Correlation of the L-mode density limit with edge collisionality
Nuclear Fusion, 2024
The “density limit” is one of the fundamental bounds on tokamak operating space, and is commonly estimated via the empirical Greenwald scaling. This limit has garnered renewed interest in recent years as it has become clear that ITER and many tokamak pilot plant concepts must operate near or above the Greenwald limit to achieve their objectives. Evidence has also grown that the Greenwald scaling—in its remarkable simplicity—may not capture the full complexity of the density limit. In this study, we assemble a multi-machine database to quantify the effectiveness of the Greenwald limit as a predictor of the L-mode density limit and compare it with data-driven approaches. We find that a boundary in the plasma edge involving dimensionless collisionality and pressure, achieves significantly higher accuracy (false positive rate (FPR) of 2.3% at a true positive rate (TPR) of 95%) of predicting density limit disruptions than the Greenwald limit (FPR of 13.4% at a TPR of 95%) across a multi-machine dataset including metal- and carbon-wall tokamaks (AUG, C-Mod, DIII-D, and TCV). This two-parameter boundary succeeds at predicting L-mode density limits by robustly identifying the radiative state preceding the terminal MHD instability. This boundary can be applied for density limit avoidance in current devices and in ITER, where it can be measured and responded to in real time.

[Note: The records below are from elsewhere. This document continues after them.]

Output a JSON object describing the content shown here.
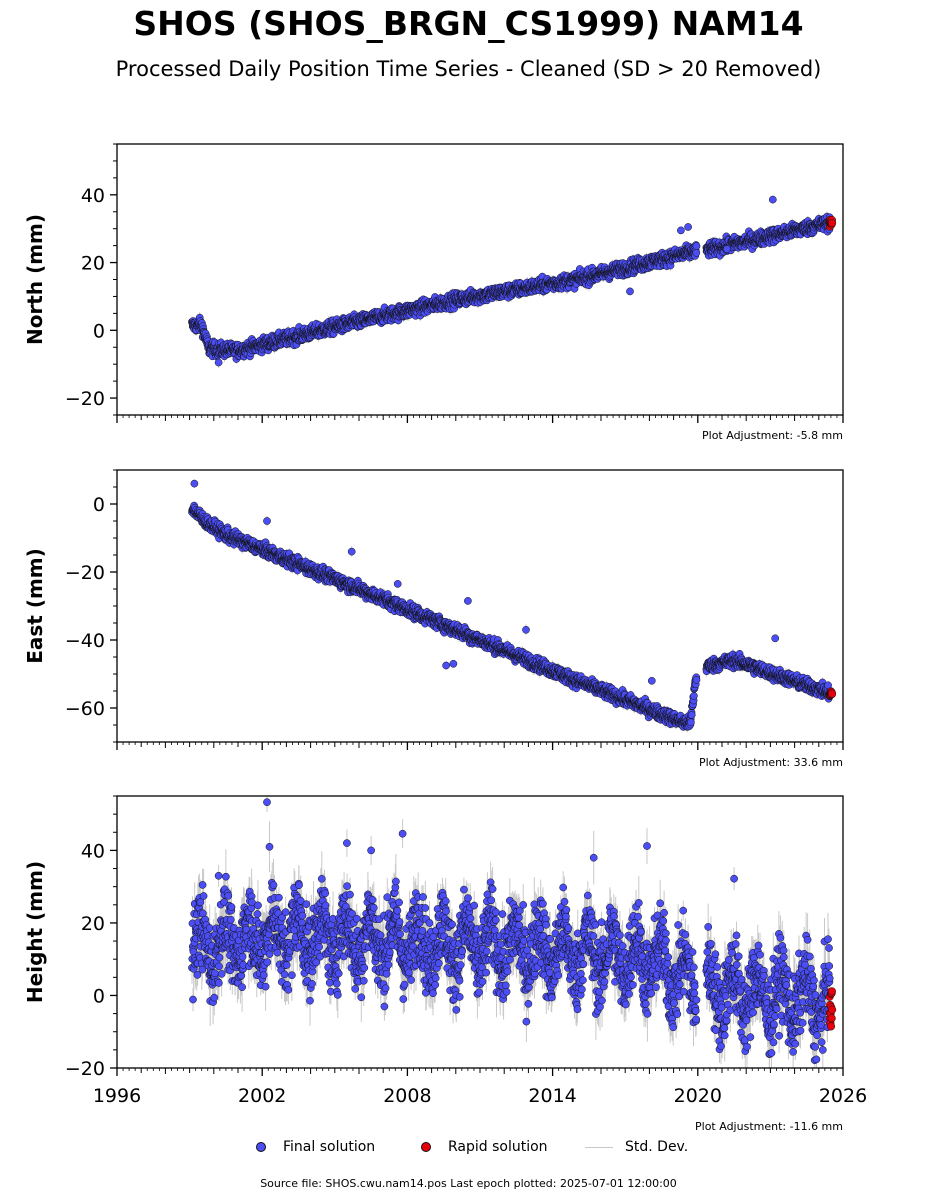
{
  "chart_data": {
    "type": "scatter",
    "title": "SHOS (SHOS_BRGN_CS1999) NAM14",
    "subtitle": "Processed Daily Position Time Series - Cleaned (SD > 20 Removed)",
    "x_ticks": [
      "1996",
      "2002",
      "2008",
      "2014",
      "2020",
      "2026"
    ],
    "xlim": [
      1996,
      2026
    ],
    "panels": [
      {
        "name": "north",
        "ylabel": "North (mm)",
        "ylim": [
          -25,
          55
        ],
        "y_ticks": [
          "40",
          "20",
          "0",
          "−20"
        ],
        "y_tick_values": [
          40,
          20,
          0,
          -20
        ],
        "adjustment": "Plot Adjustment: -5.8 mm",
        "trend": [
          [
            1999.1,
            1.5
          ],
          [
            1999.5,
            1.5
          ],
          [
            1999.8,
            -5.5
          ],
          [
            2001,
            -6
          ],
          [
            2005,
            1
          ],
          [
            2010,
            9
          ],
          [
            2015,
            15
          ],
          [
            2019.7,
            23
          ],
          [
            2020.6,
            24
          ],
          [
            2025.6,
            32
          ]
        ],
        "noise": 1.4,
        "sd": 1.0,
        "outliers": [
          [
            2023.1,
            38.6
          ],
          [
            2019.3,
            29.5
          ],
          [
            2019.6,
            30.5
          ],
          [
            2017.2,
            11.5
          ],
          [
            2021.2,
            24
          ],
          [
            2000.2,
            -9.5
          ]
        ]
      },
      {
        "name": "east",
        "ylabel": "East (mm)",
        "ylim": [
          -70,
          10
        ],
        "y_ticks": [
          "0",
          "−20",
          "−40",
          "−60"
        ],
        "y_tick_values": [
          0,
          -20,
          -40,
          -60
        ],
        "adjustment": "Plot Adjustment: 33.6 mm",
        "trend": [
          [
            1999.1,
            -1
          ],
          [
            1999.6,
            -5
          ],
          [
            2000.5,
            -9
          ],
          [
            2005,
            -22
          ],
          [
            2010,
            -37
          ],
          [
            2015,
            -52
          ],
          [
            2019.3,
            -64
          ],
          [
            2019.7,
            -64.5
          ],
          [
            2019.9,
            -52
          ],
          [
            2020.2,
            -48
          ],
          [
            2021.5,
            -46
          ],
          [
            2025.6,
            -56
          ]
        ],
        "noise": 1.3,
        "sd": 1.0,
        "outliers": [
          [
            1999.2,
            6
          ],
          [
            2002.2,
            -5
          ],
          [
            2005.7,
            -14
          ],
          [
            2010.5,
            -28.5
          ],
          [
            2009.9,
            -47
          ],
          [
            2009.6,
            -47.5
          ],
          [
            2012.9,
            -37
          ],
          [
            2018.1,
            -52
          ],
          [
            2023.2,
            -39.5
          ],
          [
            2007.6,
            -23.5
          ]
        ]
      },
      {
        "name": "height",
        "ylabel": "Height (mm)",
        "ylim": [
          -20,
          55
        ],
        "y_ticks": [
          "40",
          "20",
          "0",
          "−20"
        ],
        "y_tick_values": [
          40,
          20,
          0,
          -20
        ],
        "adjustment": "Plot Adjustment: -11.6 mm",
        "trend": [
          [
            1999.1,
            13
          ],
          [
            2003,
            17
          ],
          [
            2008,
            15
          ],
          [
            2013,
            13
          ],
          [
            2018,
            10
          ],
          [
            2019.8,
            4
          ],
          [
            2020.5,
            2
          ],
          [
            2025.6,
            -2
          ]
        ],
        "noise": 7.5,
        "sd": 4.5,
        "seasonal": 6,
        "outliers": [
          [
            2002.2,
            53.3
          ],
          [
            2002.3,
            41
          ],
          [
            2007.8,
            44.6
          ],
          [
            2017.9,
            41.2
          ],
          [
            2021.5,
            32.2
          ],
          [
            2005.5,
            42
          ],
          [
            2006.5,
            40
          ],
          [
            2015.7,
            38
          ],
          [
            2000.2,
            33
          ]
        ]
      }
    ],
    "final_range": [
      1999.1,
      2025.45
    ],
    "rapid_range": [
      2025.45,
      2025.55
    ],
    "legend": [
      "Final solution",
      "Rapid solution",
      "Std. Dev."
    ],
    "colors": {
      "final": "#4b4df5",
      "rapid": "#e8000b",
      "sd": "#bbbbbb",
      "edge": "#111111"
    }
  },
  "footer": "Source file: SHOS.cwu.nam14.pos  Last epoch plotted: 2025-07-01 12:00:00"
}
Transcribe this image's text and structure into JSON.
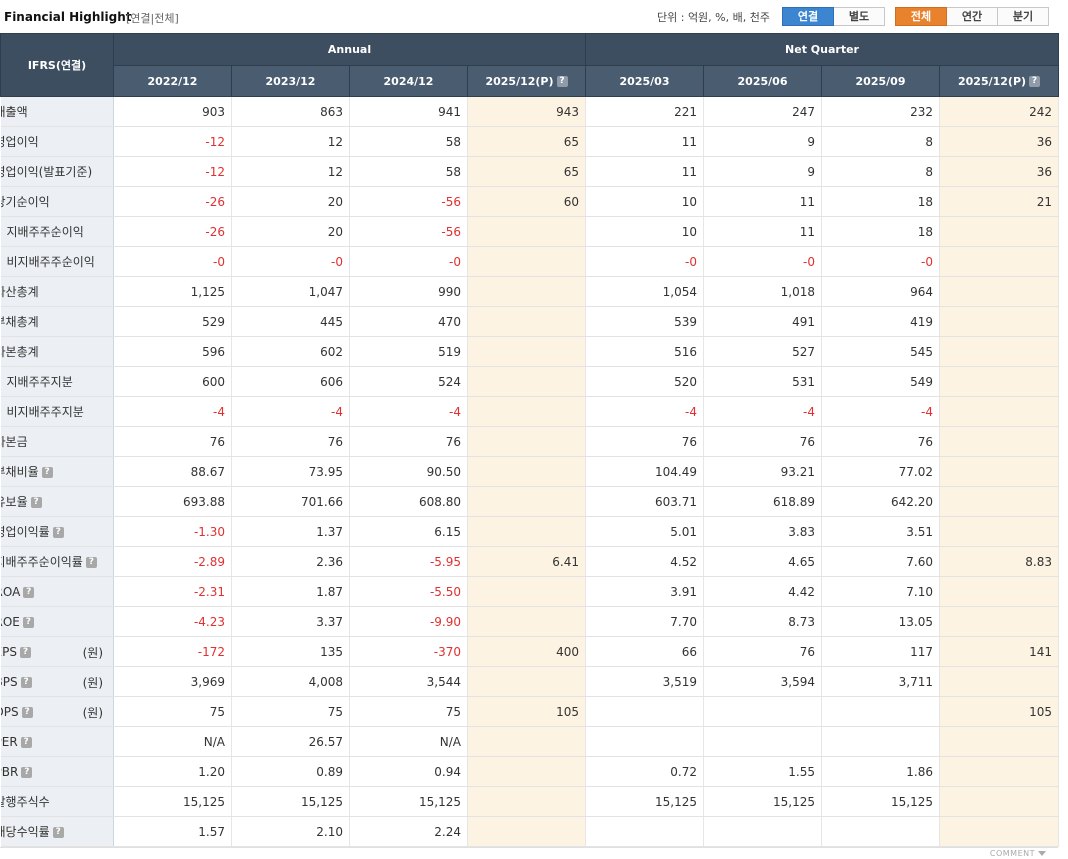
{
  "header": {
    "title": "Financial Highlight",
    "crumb": "[연결|전체]",
    "unit": "단위 : 억원, %, 배, 천주",
    "basis_buttons": [
      "연결",
      "별도"
    ],
    "period_buttons": [
      "전체",
      "연간",
      "분기"
    ]
  },
  "table": {
    "ifrs_label": "IFRS(연결)",
    "annual_label": "Annual",
    "quarter_label": "Net Quarter",
    "columns": [
      "2022/12",
      "2023/12",
      "2024/12",
      "2025/12(P)",
      "2025/03",
      "2025/06",
      "2025/09",
      "2025/12(P)"
    ],
    "unit_won": "(원)",
    "rows": [
      {
        "label": "매출액",
        "values": [
          "903",
          "863",
          "941",
          "943",
          "221",
          "247",
          "232",
          "242"
        ]
      },
      {
        "label": "영업이익",
        "values": [
          "-12",
          "12",
          "58",
          "65",
          "11",
          "9",
          "8",
          "36"
        ]
      },
      {
        "label": "영업이익(발표기준)",
        "values": [
          "-12",
          "12",
          "58",
          "65",
          "11",
          "9",
          "8",
          "36"
        ]
      },
      {
        "label": "당기순이익",
        "values": [
          "-26",
          "20",
          "-56",
          "60",
          "10",
          "11",
          "18",
          "21"
        ]
      },
      {
        "label": "지배주주순이익",
        "values": [
          "-26",
          "20",
          "-56",
          "",
          "10",
          "11",
          "18",
          ""
        ]
      },
      {
        "label": "비지배주주순이익",
        "values": [
          "-0",
          "-0",
          "-0",
          "",
          "-0",
          "-0",
          "-0",
          ""
        ]
      },
      {
        "label": "자산총계",
        "values": [
          "1,125",
          "1,047",
          "990",
          "",
          "1,054",
          "1,018",
          "964",
          ""
        ]
      },
      {
        "label": "부채총계",
        "values": [
          "529",
          "445",
          "470",
          "",
          "539",
          "491",
          "419",
          ""
        ]
      },
      {
        "label": "자본총계",
        "values": [
          "596",
          "602",
          "519",
          "",
          "516",
          "527",
          "545",
          ""
        ]
      },
      {
        "label": "지배주주지분",
        "values": [
          "600",
          "606",
          "524",
          "",
          "520",
          "531",
          "549",
          ""
        ]
      },
      {
        "label": "비지배주주지분",
        "values": [
          "-4",
          "-4",
          "-4",
          "",
          "-4",
          "-4",
          "-4",
          ""
        ]
      },
      {
        "label": "자본금",
        "values": [
          "76",
          "76",
          "76",
          "",
          "76",
          "76",
          "76",
          ""
        ]
      },
      {
        "label": "부채비율",
        "values": [
          "88.67",
          "73.95",
          "90.50",
          "",
          "104.49",
          "93.21",
          "77.02",
          ""
        ]
      },
      {
        "label": "유보율",
        "values": [
          "693.88",
          "701.66",
          "608.80",
          "",
          "603.71",
          "618.89",
          "642.20",
          ""
        ]
      },
      {
        "label": "영업이익률",
        "values": [
          "-1.30",
          "1.37",
          "6.15",
          "",
          "5.01",
          "3.83",
          "3.51",
          ""
        ]
      },
      {
        "label": "지배주주순이익률",
        "values": [
          "-2.89",
          "2.36",
          "-5.95",
          "6.41",
          "4.52",
          "4.65",
          "7.60",
          "8.83"
        ]
      },
      {
        "label": "ROA",
        "values": [
          "-2.31",
          "1.87",
          "-5.50",
          "",
          "3.91",
          "4.42",
          "7.10",
          ""
        ]
      },
      {
        "label": "ROE",
        "values": [
          "-4.23",
          "3.37",
          "-9.90",
          "",
          "7.70",
          "8.73",
          "13.05",
          ""
        ]
      },
      {
        "label": "EPS",
        "values": [
          "-172",
          "135",
          "-370",
          "400",
          "66",
          "76",
          "117",
          "141"
        ]
      },
      {
        "label": "BPS",
        "values": [
          "3,969",
          "4,008",
          "3,544",
          "",
          "3,519",
          "3,594",
          "3,711",
          ""
        ]
      },
      {
        "label": "DPS",
        "values": [
          "75",
          "75",
          "75",
          "105",
          "",
          "",
          "",
          "105"
        ]
      },
      {
        "label": "PER",
        "values": [
          "N/A",
          "26.57",
          "N/A",
          "",
          "",
          "",
          "",
          ""
        ]
      },
      {
        "label": "PBR",
        "values": [
          "1.20",
          "0.89",
          "0.94",
          "",
          "0.72",
          "1.55",
          "1.86",
          ""
        ]
      },
      {
        "label": "발행주식수",
        "values": [
          "15,125",
          "15,125",
          "15,125",
          "",
          "15,125",
          "15,125",
          "15,125",
          ""
        ]
      },
      {
        "label": "배당수익률",
        "values": [
          "1.57",
          "2.10",
          "2.24",
          "",
          "",
          "",
          "",
          ""
        ]
      }
    ]
  },
  "footer": {
    "comment": "COMMENT"
  }
}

Recommended citation: Maris, Andrew D., Cristina Rea, Alessandro Pau, Wenhui Hu, Bingjia Xiao, Robert Granetz, Earl Marmar, the EUROfusion Tokamak Exploitation team, the Alcator C-Mod team, the ASDEX Upgrade team, the DIII-D Team, the EAST Team, and the TCV team. "Correlation of the L-mode density limit with edge collisionality." Nuclear Fusion (2024).